Эпоха наполеоновских войн наполнила античную образность реальным содержанием. Если Денису Давыдову — главе партизанского отряда — пришлось одеться в «народное платье» и повесить вместо ордена на шею икону Николая-Угодника, то есть принять вид, соответствующий национальному духу и народной войне, то это не означало, что античные образы перестали волновать участников военных походов. Многочисленные источники дают нам и противоположную точку зрения: многие документы свидетельствуют о том, что в эпоху наполеоновских войн раненый или умирающий офицер нередко переживал свою судьбу сквозь призму представлений о высоких подвигах и героических примерах истории. Когда декабрист-художник Федор Толстой создавал свои знаменитые барельефы 1812 года и стилизовал их в духе античной традиции, это была не просто дань эстетическим условностям классицизма, но и отражение того, как непосредственные участники событий видели мир.

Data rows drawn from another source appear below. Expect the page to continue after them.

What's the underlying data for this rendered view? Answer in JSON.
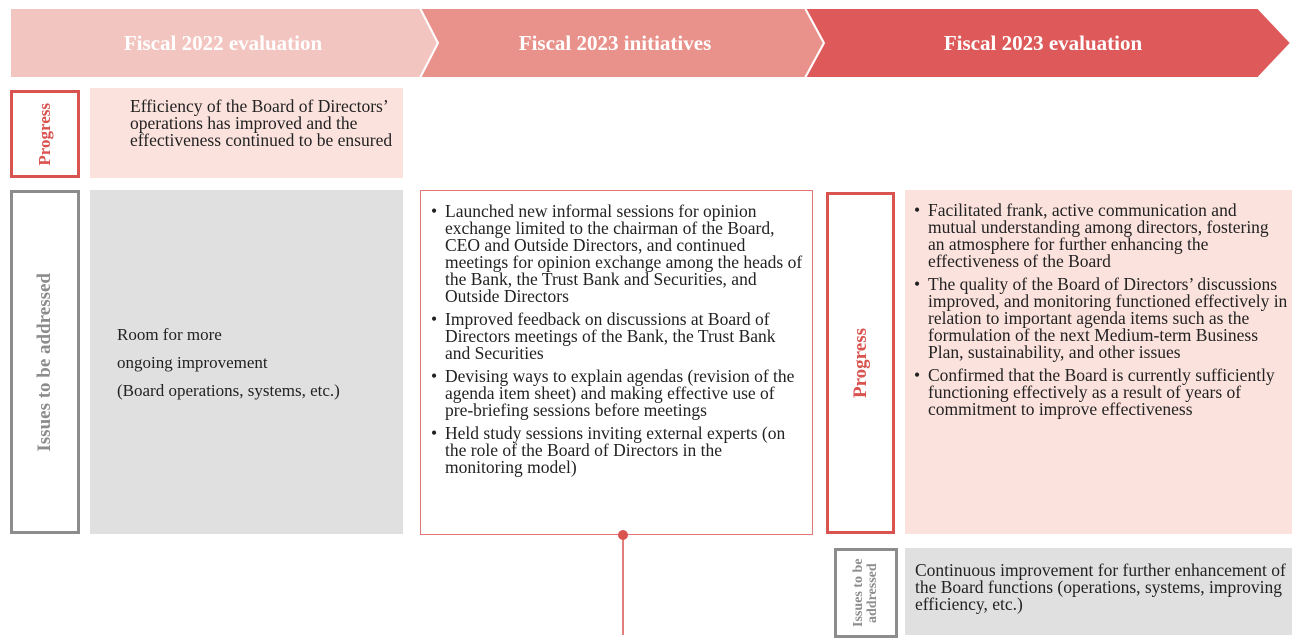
{
  "header": {
    "steps": [
      "Fiscal 2022 evaluation",
      "Fiscal 2023 initiatives",
      "Fiscal 2023 evaluation"
    ]
  },
  "fiscal_2022": {
    "progress_label": "Progress",
    "progress_text": "Efficiency of the Board of Directors’ operations has improved and the effectiveness continued to be ensured",
    "issues_label": "Issues to be addressed",
    "issues_lines": [
      "Room for more",
      "ongoing improvement",
      "(Board operations, systems, etc.)"
    ]
  },
  "initiatives_2023": {
    "items": [
      "Launched new informal sessions for opinion exchange limited to the chairman of the Board, CEO and Outside Directors, and continued meetings for opinion exchange among the heads of the Bank, the Trust Bank and Securities, and Outside Directors",
      "Improved feedback on discussions at Board of Directors meetings of the Bank, the Trust Bank and Securities",
      "Devising ways to explain agendas (revision of the agenda item sheet) and making effective use of pre-briefing sessions before meetings",
      "Held study sessions inviting external experts (on the role of the Board of Directors in the monitoring model)"
    ]
  },
  "fiscal_2023": {
    "progress_label": "Progress",
    "progress_items": [
      "Facilitated frank, active communication and mutual understanding among directors, fostering an atmosphere for further enhancing the effectiveness of the Board",
      "The quality of the Board of Directors’ discussions improved, and monitoring functioned effectively in relation to important agenda items such as the formulation of the next Medium-term Business Plan, sustainability, and other issues",
      "Confirmed that the Board is currently sufficiently functioning effectively as a result of years of commitment to improve effectiveness"
    ],
    "issues_label": "Issues to be addressed",
    "issues_text": "Continuous improvement for further enhancement of the Board functions (operations, systems, improving efficiency, etc.)"
  }
}
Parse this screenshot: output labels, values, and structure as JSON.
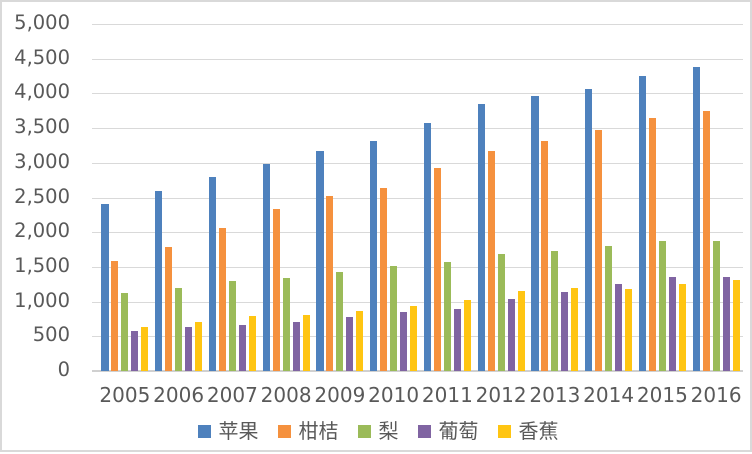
{
  "chart_data": {
    "type": "bar",
    "title": "",
    "categories": [
      "2005",
      "2006",
      "2007",
      "2008",
      "2009",
      "2010",
      "2011",
      "2012",
      "2013",
      "2014",
      "2015",
      "2016"
    ],
    "series": [
      {
        "name": "苹果",
        "color": "#4E81BD",
        "values": [
          2400,
          2600,
          2790,
          2980,
          3170,
          3320,
          3580,
          3850,
          3960,
          4070,
          4250,
          4380
        ]
      },
      {
        "name": "柑桔",
        "color": "#F5913E",
        "values": [
          1580,
          1790,
          2060,
          2330,
          2520,
          2630,
          2920,
          3170,
          3310,
          3480,
          3650,
          3750
        ]
      },
      {
        "name": "梨",
        "color": "#9BBB59",
        "values": [
          1130,
          1190,
          1290,
          1340,
          1420,
          1510,
          1570,
          1690,
          1730,
          1800,
          1870,
          1870
        ]
      },
      {
        "name": "葡萄",
        "color": "#8064A2",
        "values": [
          580,
          630,
          660,
          710,
          780,
          850,
          900,
          1040,
          1140,
          1250,
          1360,
          1360
        ]
      },
      {
        "name": "香蕉",
        "color": "#FFC512",
        "values": [
          640,
          700,
          790,
          800,
          870,
          940,
          1030,
          1150,
          1190,
          1180,
          1260,
          1310
        ]
      }
    ],
    "ylim": [
      0,
      5000
    ],
    "ytick_step": 500,
    "ytick_labels": [
      "0",
      "500",
      "1,000",
      "1,500",
      "2,000",
      "2,500",
      "3,000",
      "3,500",
      "4,000",
      "4,500",
      "5,000"
    ],
    "grid": true,
    "legend_position": "bottom"
  },
  "style": {
    "axis_text_color": "#595959",
    "gridline_color": "#D9D9D9",
    "axis_line_color": "#D0D0D0",
    "border_color": "#D9D9D9",
    "background": "#FFFFFF"
  }
}
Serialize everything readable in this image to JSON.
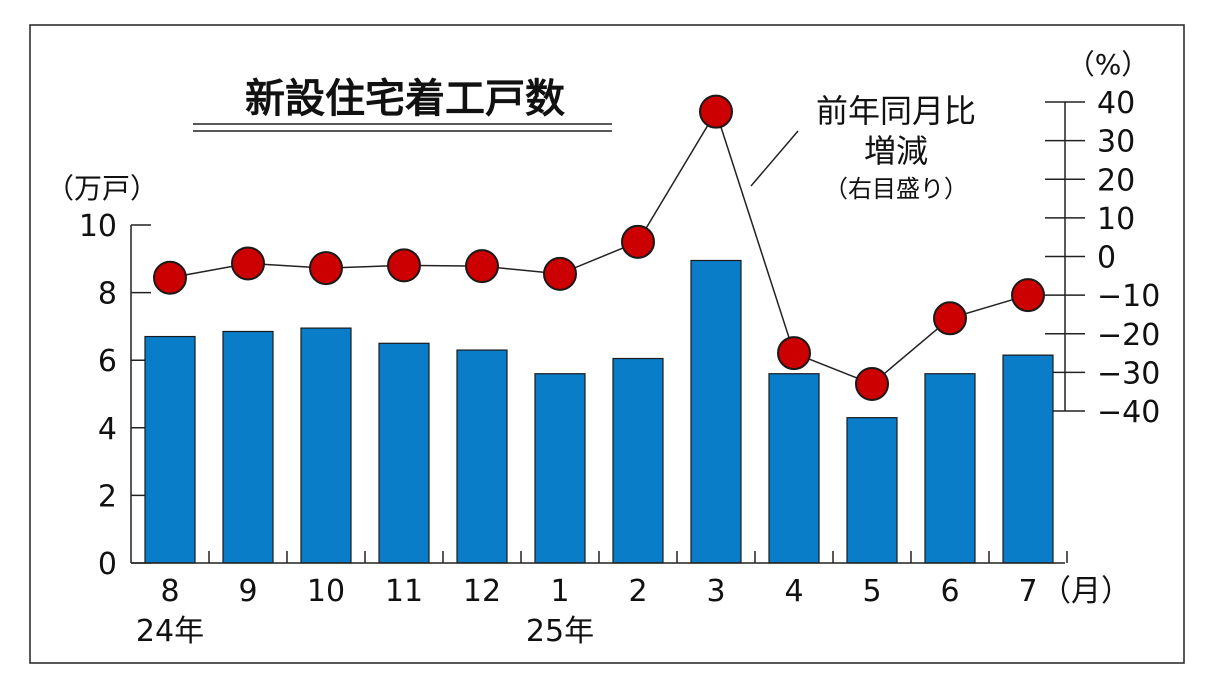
{
  "chart_data": {
    "type": "bar",
    "title": "新設住宅着工戸数",
    "categories": [
      "8",
      "9",
      "10",
      "11",
      "12",
      "1",
      "2",
      "3",
      "4",
      "5",
      "6",
      "7"
    ],
    "year_labels": [
      {
        "label": "24年",
        "category_index": 0
      },
      {
        "label": "25年",
        "category_index": 5
      }
    ],
    "x_unit": "（月）",
    "left_axis": {
      "unit": "（万戸）",
      "min": 0,
      "max": 10,
      "ticks": [
        "0",
        "2",
        "4",
        "6",
        "8",
        "10"
      ]
    },
    "right_axis": {
      "unit": "（%）",
      "min": -40,
      "max": 40,
      "ticks": [
        "−40",
        "−30",
        "−20",
        "−10",
        "0",
        "10",
        "20",
        "30",
        "40"
      ]
    },
    "series": [
      {
        "kind": "bar",
        "axis": "left",
        "color": "#0a7dc9",
        "values": [
          6.7,
          6.85,
          6.95,
          6.5,
          6.3,
          5.6,
          6.05,
          8.95,
          5.6,
          4.3,
          5.6,
          6.15
        ]
      },
      {
        "kind": "line",
        "axis": "right",
        "color": "#cc0000",
        "values": [
          -5.5,
          -1.8,
          -3.0,
          -2.3,
          -2.5,
          -4.5,
          3.8,
          37.5,
          -25.0,
          -33.0,
          -16.0,
          -10.0
        ]
      }
    ],
    "annotation": {
      "line1": "前年同月比",
      "line2": "増減",
      "line3": "（右目盛り）"
    },
    "grid": false
  }
}
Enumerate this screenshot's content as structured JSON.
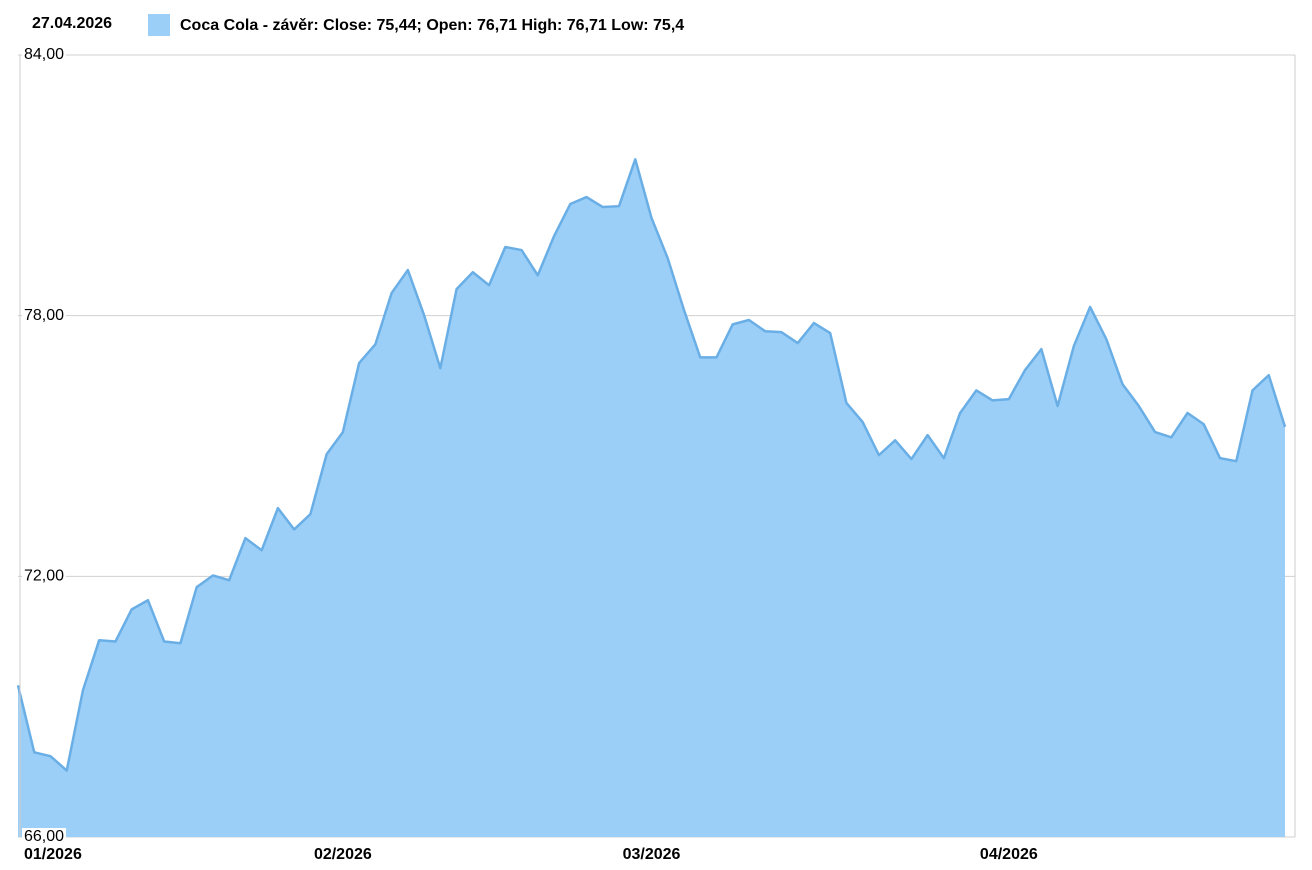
{
  "chart_data": {
    "type": "area",
    "date": "27.04.2026",
    "series": [
      {
        "name": "Coca Cola - závěr: Close: 75,44; Open: 76,71 High: 76,71 Low: 75,4",
        "color": "#9bcff7",
        "line_color": "#6aaee6",
        "values": [
          69.49,
          67.95,
          67.86,
          67.53,
          69.38,
          70.53,
          70.5,
          71.24,
          71.45,
          70.5,
          70.46,
          71.75,
          72.02,
          71.91,
          72.88,
          72.6,
          73.57,
          73.08,
          73.43,
          74.81,
          75.32,
          76.91,
          77.34,
          78.52,
          79.05,
          78.01,
          76.79,
          78.61,
          79.0,
          78.7,
          79.58,
          79.51,
          78.93,
          79.83,
          80.57,
          80.73,
          80.5,
          80.52,
          81.6,
          80.25,
          79.32,
          78.13,
          77.04,
          77.04,
          77.8,
          77.9,
          77.64,
          77.62,
          77.37,
          77.83,
          77.6,
          75.99,
          75.55,
          74.79,
          75.13,
          74.7,
          75.25,
          74.72,
          75.76,
          76.28,
          76.05,
          76.08,
          76.75,
          77.23,
          75.92,
          77.3,
          78.2,
          77.46,
          76.42,
          75.92,
          75.32,
          75.2,
          75.76,
          75.5,
          74.72,
          74.65,
          76.28,
          76.63,
          75.44
        ]
      }
    ],
    "categories": [
      "01/2026",
      null,
      null,
      null,
      null,
      null,
      null,
      null,
      null,
      null,
      null,
      null,
      null,
      null,
      null,
      null,
      null,
      null,
      null,
      null,
      "02/2026",
      null,
      null,
      null,
      null,
      null,
      null,
      null,
      null,
      null,
      null,
      null,
      null,
      null,
      null,
      null,
      null,
      null,
      null,
      "03/2026",
      null,
      null,
      null,
      null,
      null,
      null,
      null,
      null,
      null,
      null,
      null,
      null,
      null,
      null,
      null,
      null,
      null,
      null,
      null,
      null,
      null,
      "04/2026",
      null,
      null,
      null,
      null,
      null,
      null,
      null,
      null,
      null,
      null,
      null,
      null,
      null,
      null,
      null,
      null,
      null
    ],
    "ylim": [
      66,
      84
    ],
    "yticks": [
      {
        "value": 66,
        "label": "66,00"
      },
      {
        "value": 72,
        "label": "72,00"
      },
      {
        "value": 78,
        "label": "78,00"
      },
      {
        "value": 84,
        "label": "84,00"
      }
    ],
    "grid": true
  }
}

Однако «античная помпа» не могла сделаться не только единственной, но даже основной системой образов, сквозь призму которых современники воспринимали 1812 год. Точнее эти ощущения выразил Денис Давыдов, закончивший очерк «Тильзит в 1808 году» словами: «1812 год стоял уже посреди нас, русских, с своим штыком в крови по дуло, с своим ножом в крови по локоть»145. Достаточно просмотреть самые различные списки людей первой половины XIX века, чтобы убедиться, какие потери понесли те, кому в 1812 году было восемнадцать — двадцать пять лет. Между поколениями Крылова и Пушкина в русском обществе мы замечаем истинный провал: он образован вычеркнутыми из жизни людьми, чьи трупы устилали пространство между Москвой и Парижем. И хотя это была великая эпоха, тень которой упала на всю историю Европы, нельзя не подумать о тех, кто так и не написал своих книг и не высказал своих идей, быть может предназначавшихся для того, чтобы направить историю России по иному, менее трагическому пути.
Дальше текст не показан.